Utilisant 27 litres de sang pour compléter 605 pages, le Coran de l'ancien dirigeant irakien Saddam Hussein a suscité de nombreuses controverses dans le monde musulman.
Caché dans un coffre secret au plus profond de la mosquée Umm al-Qura à Bagdad, le Coran est une copie du livre sacré musulman, écrite avec le sang de l'ancien président irakien Saddam Hussein, qui a régné de 1979 à 2003.
On pense que Hussein a commandé au calligraphe Abbas Shakir Joody al-Baghdadi de copier le livre le 28 avril 1998, à l'occasion de son 61e anniversaire. Cependant, d'autres affirment que cette date se situe en 1997, à l'occasion de son 60e anniversaire.
L’un des événements qui a poussé l’ancien président irakien à agir ainsi est l’évasion de justesse de son fils, Oudaï Hussein, après une tentative d’assassinat le 12 décembre 1996. Dans une lettre publiée en 2000, M. Hussein expliquait que le livre avait été écrit pour remercier Dieu de l'avoir aidé à surmonter en toute sécurité « de nombreux complots et dangers » tout au long de sa carrière politique.
« Ma vie a été pleine de dangers et j'aurais dû verser beaucoup de sang. Mais comme je n'en ai perdu qu'un peu, j'ai demandé à quelqu'un d'écrire les mots de l'Être suprême dans mon sang pour exprimer ma gratitude », a-t-il déclaré.
L'ancien président irakien Saddam Hussein devant le tribunal de Bagdad en décembre 2006. Photo : AFP
Au cours des deux années qui ont suivi l'autorisation de la saignée, l'infirmière a prélevé 27 litres du sang de M. Hussein et les a transférés à al-Baghdadi. Après avoir traité le sang avec des produits chimiques, le calligraphe a utilisé ce liquide pour copier les 114 chapitres avec environ 6 000 versets et 336 000 mots du Coran.
Achevé en 2000, le Coran de 605 pages est écrit en caractères de 2 centimètres de haut, avec des bordures complexes rouges, noires et bleues. Le livre, encadré d'or, est exposé à la mosquée Umm al-Ma'arik à Bagdad.

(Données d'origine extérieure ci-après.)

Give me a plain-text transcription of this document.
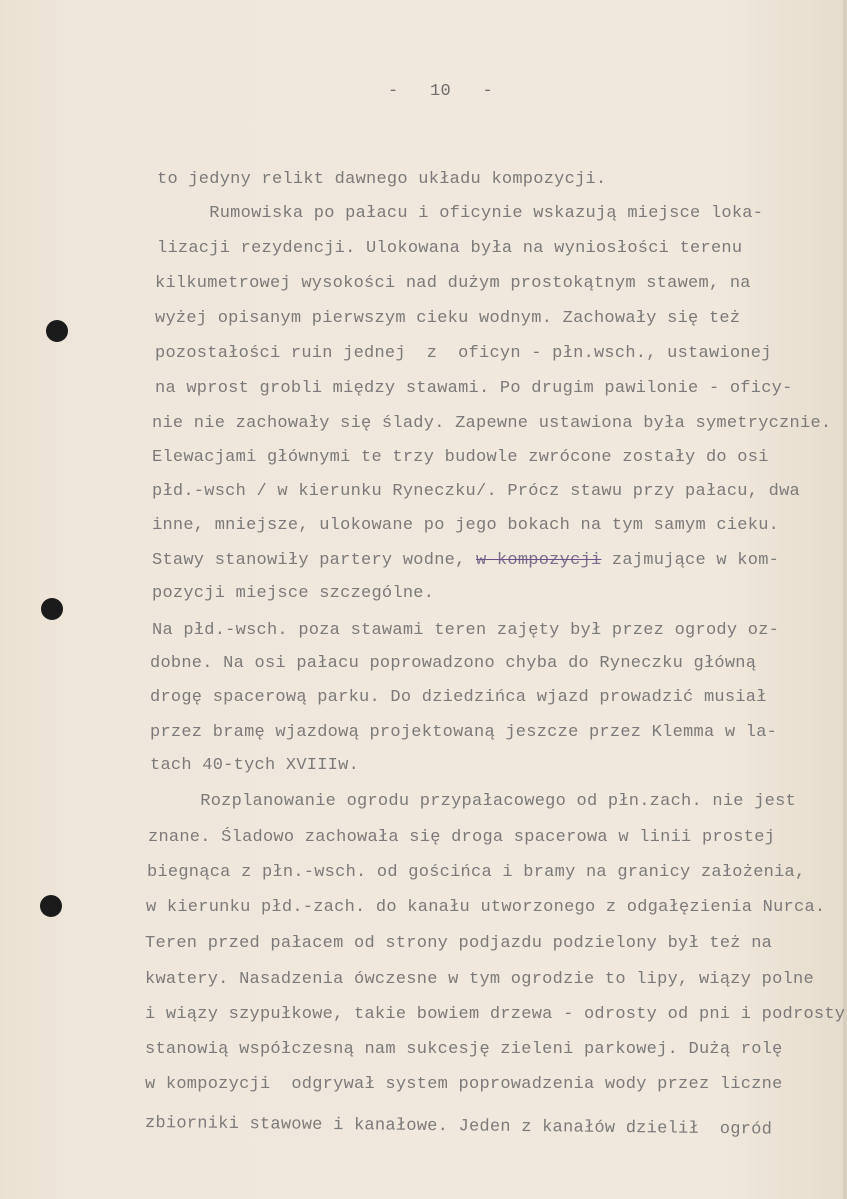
-   10   -
to jedyny relikt dawnego układu kompozycji.
Rumowiska po pałacu i oficynie wskazują miejsce loka-
lizacji rezydencji. Ulokowana była na wyniosłości terenu
kilkumetrowej wysokości nad dużym prostokątnym stawem, na
wyżej opisanym pierwszym cieku wodnym. Zachowały się też
pozostałości ruin jednej  z  oficyn - płn.wsch., ustawionej
na wprost grobli między stawami. Po drugim pawilonie - oficy-
nie nie zachowały się ślady. Zapewne ustawiona była symetrycznie.
Elewacjami głównymi te trzy budowle zwrócone zostały do osi
płd.-wsch / w kierunku Ryneczku/. Prócz stawu przy pałacu, dwa
inne, mniejsze, ulokowane po jego bokach na tym samym cieku.
Stawy stanowiły partery wodne, w kompozycji zajmujące w kom-
pozycji miejsce szczególne.
Na płd.-wsch. poza stawami teren zajęty był przez ogrody oz-
dobne. Na osi pałacu poprowadzono chyba do Ryneczku główną
drogę spacerową parku. Do dziedzińca wjazd prowadzić musiał
przez bramę wjazdową projektowaną jeszcze przez Klemma w la-
tach 40-tych XVIIIw.
Rozplanowanie ogrodu przypałacowego od płn.zach. nie jest
znane. Śladowo zachowała się droga spacerowa w linii prostej
biegnąca z płn.-wsch. od gościńca i bramy na granicy założenia,
w kierunku płd.-zach. do kanału utworzonego z odgałęzienia Nurca.
Teren przed pałacem od strony podjazdu podzielony był też na
kwatery. Nasadzenia ówczesne w tym ogrodzie to lipy, wiązy polne
i wiązy szypułkowe, takie bowiem drzewa - odrosty od pni i podrosty
stanowią współczesną nam sukcesję zieleni parkowej. Dużą rolę
w kompozycji  odgrywał system poprowadzenia wody przez liczne
zbiorniki stawowe i kanałowe. Jeden z kanałów dzielił  ogród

M. Hussein a construit la mosquée pour commémorer ce qu'il a appelé sa « victoire » dans la guerre du Golfe de 1990-1991 et l'a achevée en 2001. Seul un petit groupe d'invités spéciaux de M. Hussein a été autorisé à voir le livre.

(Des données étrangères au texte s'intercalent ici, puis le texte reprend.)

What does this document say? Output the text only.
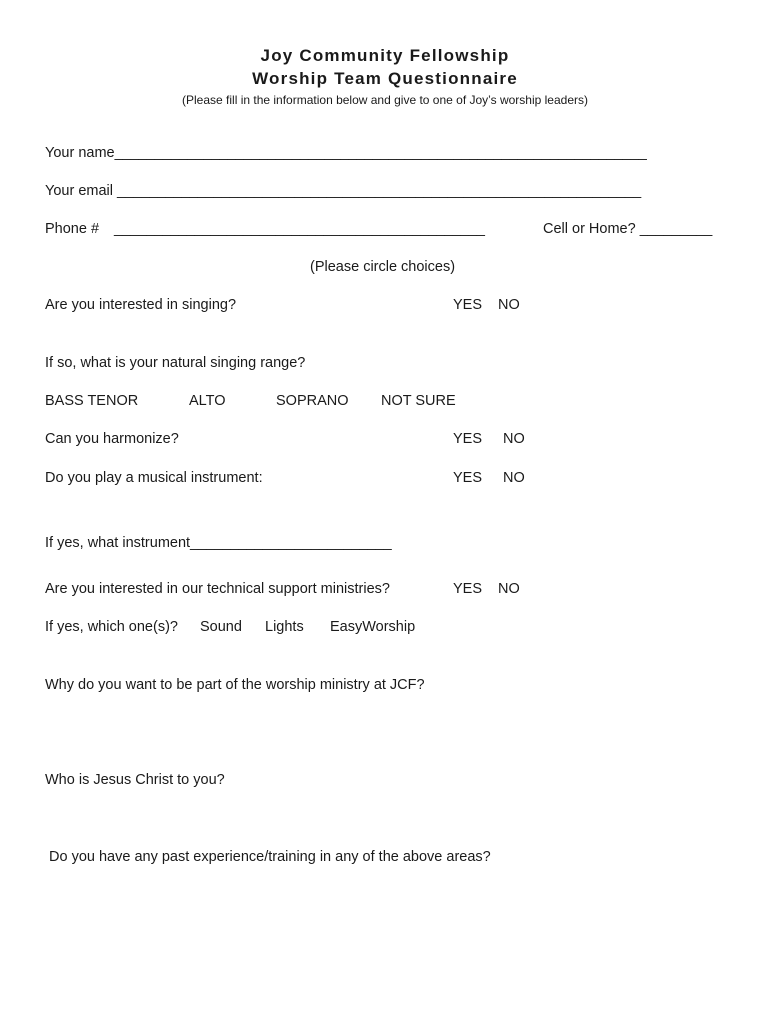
Joy Community Fellowship
Worship Team Questionnaire
(Please fill in the information below and give to one of Joy’s worship leaders)
Your name__________________________________________________________________
Your email _________________________________________________________________
Phone # ______________________________________________	Cell or Home? _________
(Please circle choices)
Are you interested in singing?	YES NO
If so, what is your natural singing range?
BASS TENOR	ALTO	SOPRANO NOT SURE
Can you harmonize?	YES NO
Do you play a musical instrument:	YES NO
If yes, what instrument_________________________
Are you interested in our technical support ministries?	YES NO
If yes, which one(s)? Sound Lights EasyWorship
Why do you want to be part of the worship ministry at JCF?
Who is Jesus Christ to you?
Do you have any past experience/training in any of the above areas?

Dès le début, le Coran de Saddam Hussein fut controversé parmi les clercs musulmans. Selon la charia, le sang humain est considéré comme impur, tout comme tout ce qui entre en contact avec lui. Par conséquent, écrire le Coran avec du sang est un acte interdit. Les autorités religieuses des Émirats arabes unis et de l’Arabie saoudite ont publié des déclarations condamnant cet acte en 2000.
Le calligraphe al-Baghdadi a déclaré qu'il était parfaitement conscient de cela mais qu'il ne pouvait s'empêcher d'accepter les ordres de M. Hussein. Dans une interview en 2003, al-Baghdadi, qui a ensuite déménagé aux États-Unis, a déclaré : « Je n'aime pas en parler. C'est une douleur dans ma vie que je veux oublier. »
La controverse entoure également la quantité totale de sang que M. Hussein a dépensé pour le livre menstruel. En règle générale, la quantité maximale de sang qu’une personne peut donner est d’environ 3 litres par an. À ce rythme, il aurait fallu à M. Hussein près de neuf ans pour drainer 27 litres de sang.
Cela a conduit certains à spéculer que le sang utilisé pour copier les Écritures n’était pas entièrement celui de Hussein. Cependant, ces questions restent sans réponse.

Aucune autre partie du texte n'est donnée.